The mother of one of the Covington students wrote that the boys were harassed by “black Muslims yelling profanities.” She was apparently referring to a group called Hebrew Israelites, who, the Times reports, were “preaching their beliefs and shouting racially combative comments at the Native Americans and the students.” Apparently, any loud black man is automatically taken for a Muslim; except that even-toned black men, like Barack Obama, get the same biased assumption.
Hebrew Israelites believe they are descended from the ancient Israelites, which must disconcert people who think Jesus was a fair-skinned European. The Hebrew Israelites, requiring no more permission than anyone else, embrace teachings and practices of Christianity and Judaism.
I’m almost surprised that Women’s March organizer Tamika Mallory has not been asked to apologize for them, even though she had nothing to do with the incident. She has resisted a flood of demands that she denounce Minister Louis Farrakhan. Her sin was working with the Nation of Islam on anti-violence initiatives after her son’s father was murdered. The Women’s March movement she helps lead embraces the Jews, LGBT people, and women who are Farrakhan’s favorite targets. Nobody demands that I prove my respectability by denouncing anyone.

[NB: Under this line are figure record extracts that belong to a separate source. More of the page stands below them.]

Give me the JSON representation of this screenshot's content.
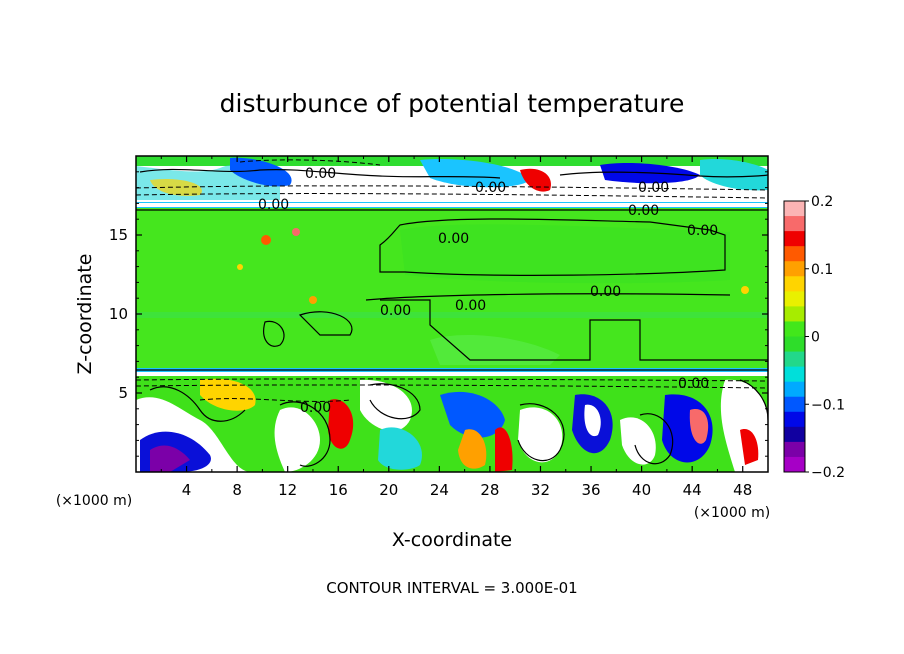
{
  "chart_data": {
    "type": "heatmap",
    "title": "disturbunce of potential temperature",
    "xlabel": "X-coordinate",
    "ylabel": "Z-coordinate",
    "x_unit": "(×1000 m)",
    "z_unit": "(×1000 m)",
    "xlim": [
      0,
      50
    ],
    "ylim": [
      0,
      20
    ],
    "x_ticks": [
      "4",
      "8",
      "12",
      "16",
      "20",
      "24",
      "28",
      "32",
      "36",
      "40",
      "44",
      "48"
    ],
    "y_ticks": [
      "5",
      "10",
      "15"
    ],
    "colorbar": {
      "range": [
        -0.2,
        0.2
      ],
      "tick_labels": [
        "0.2",
        "0.1",
        "0",
        "−0.1",
        "−0.2"
      ],
      "tick_values": [
        0.2,
        0.1,
        0,
        -0.1,
        -0.2
      ],
      "colors": [
        "#fbb4b4",
        "#f86a6a",
        "#ef0000",
        "#ff5a00",
        "#ffa000",
        "#ffd400",
        "#e9f000",
        "#a7ec00",
        "#42e71b",
        "#2edd2a",
        "#22d88a",
        "#00dfda",
        "#00aaff",
        "#0058ff",
        "#0008e8",
        "#1100a0",
        "#7b00a8",
        "#a600c6"
      ]
    },
    "contour_labels": [
      "0.00",
      "0.00",
      "0.00",
      "0.00",
      "0.00",
      "0.00",
      "0.00",
      "0.00",
      "0.00",
      "0.00",
      "0.00",
      "0.00"
    ],
    "contour_interval_text": "CONTOUR INTERVAL = 3.000E-01",
    "bands": [
      {
        "zmin": 0,
        "zmax": 6.2,
        "description_value": "mixed"
      },
      {
        "zmin": 6.2,
        "zmax": 6.5,
        "value": -0.05
      },
      {
        "zmin": 6.5,
        "zmax": 16.8,
        "value": 0.0
      },
      {
        "zmin": 16.8,
        "zmax": 17.1,
        "value": -0.05
      },
      {
        "zmin": 17.1,
        "zmax": 20,
        "description_value": "mixed"
      }
    ]
  }
}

We are constantly immersed in double standards without even noticing. We treat them as wallpaper. The slogan on the students’ hats, like an old racist song, stirs an ersatz nostalgia for a time when white racial dominance was seldom questioned. Tapping white resentment was Trump’s ticket to power; the attendant social division beclouds our shared spaces and frays our nation’s fabric.
On Sunday night, as I was reading news updates about the confrontation near where Dr. King gave his most famous speech, and as others were deciding what to wear to the King Day march in sub-freezing weather, a rare phenomenon occurred: a total lunar eclipse.
On my building’s roof, as the moon entered the darkest part of the earth’s shadow, a young woman arrived with a tripod and a digital SLR camera. I only had hot tea and the Redshift astronomy app on my iPhone. Several neighbors came out briefly to glimpse the cosmic spectacle. The weather recalled Obama’s first inauguration, when it was too cold for the eminent musicians to tune their Strads.
As totality began, I looked up at the “super blood wolf moon,” and remembered my late friend Barrett, an amateur astronomer with whom I spent similar nights on his roof years ago.
The red moon was high to the south, between Gemini and Cancer, awesome and beautiful. I fleetingly wished that all those squabbling people on the Mall could fit on my roof with me and look up humbly together, realize our common destiny, and have an epiphany about the folly of letting demagogues divide us. But it was past midnight, bitter cold, and I was out of tea. I walked back to my apartment, climbed into bed, and trusted in the daily miracle of morning.